Final answer:
The concept of comparative advantage is critical for businesses like Pear, looking to enter new markets. Through the lens of Apple Corporation's global production strategy, we see how the United States, China, and Korea each contributes using their respective advantages, which Pear must identify and compete with in India.
Step-by-step explanation:
Understanding Comparative Advantage in Global Business
When discussing the expansion efforts of a mobile phone manufacturer like Pear into new markets such as India, it is crucial to understand the concept of comparative advantage. Let's take Apple Corporation as an example. Apple capitalizes on the comparative advantage by designing and engineering the iPhone in the United States, where resources for high-tech designs are efficiently utilized. Meanwhile, China brings its comparative advantage to the table with its large skilled labor force, which is optimal for assembling the devices. Lastly, Korea contributes its comparative advantage by producing essential components like screens and computer chips. It's this global distribution of tasks that leads to the lowered average costs of production, allowing Apple to offer high-quality products at competitive prices.

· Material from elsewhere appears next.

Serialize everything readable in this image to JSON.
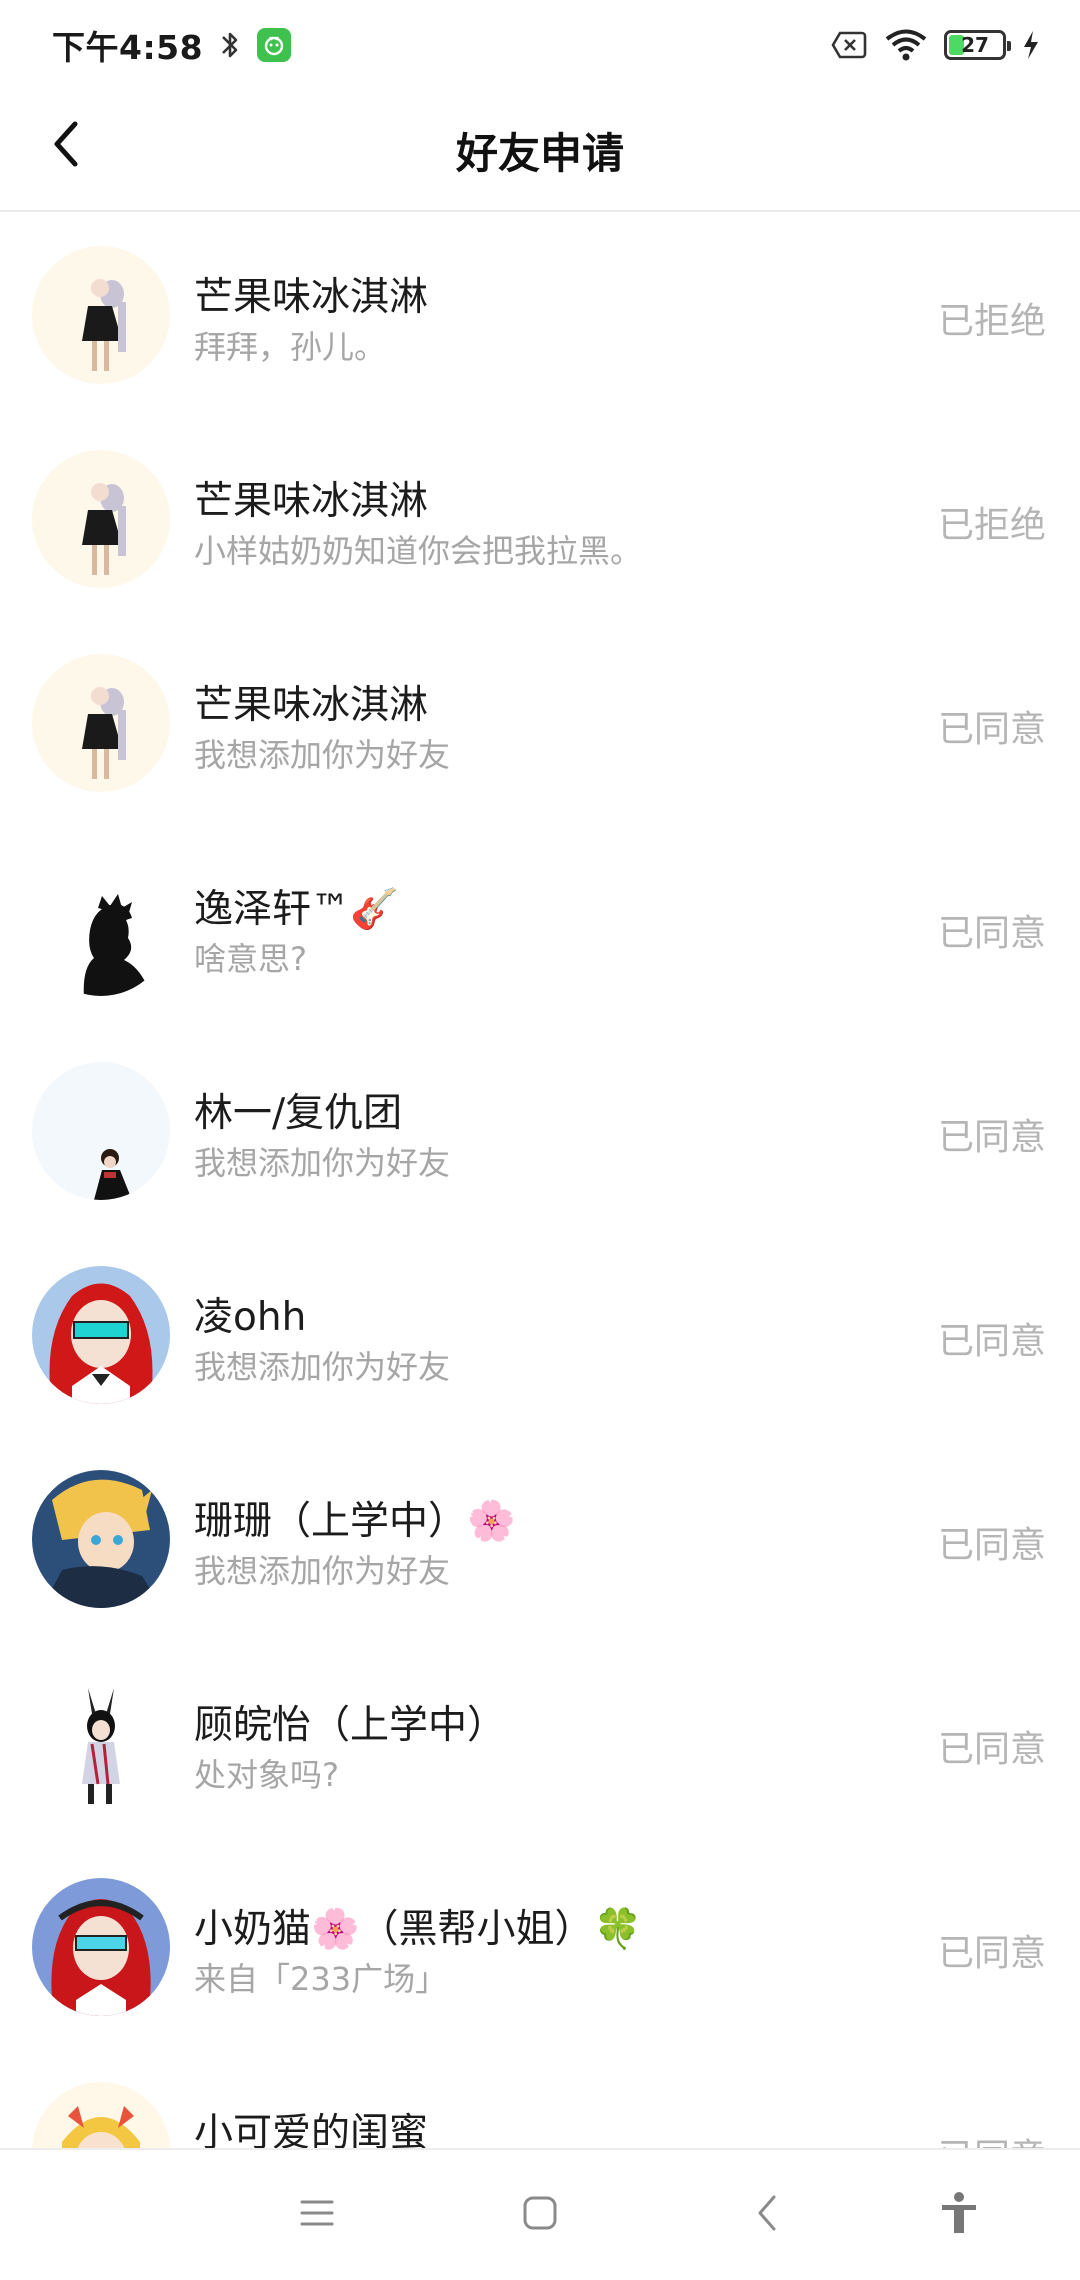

This exquisite balance of global production scales and expertise is what Pear would have to confront, as it competes against more economical phone alternatives in the Asian market. Pear will have to identify its comparative advantages that could set it apart in the highly competitive market. Moreover, the fact that Apple's iPhones contain components from their rival, Samsung, illustrates the complex nature of international trade where companies focus on their strengths, despite being competitors.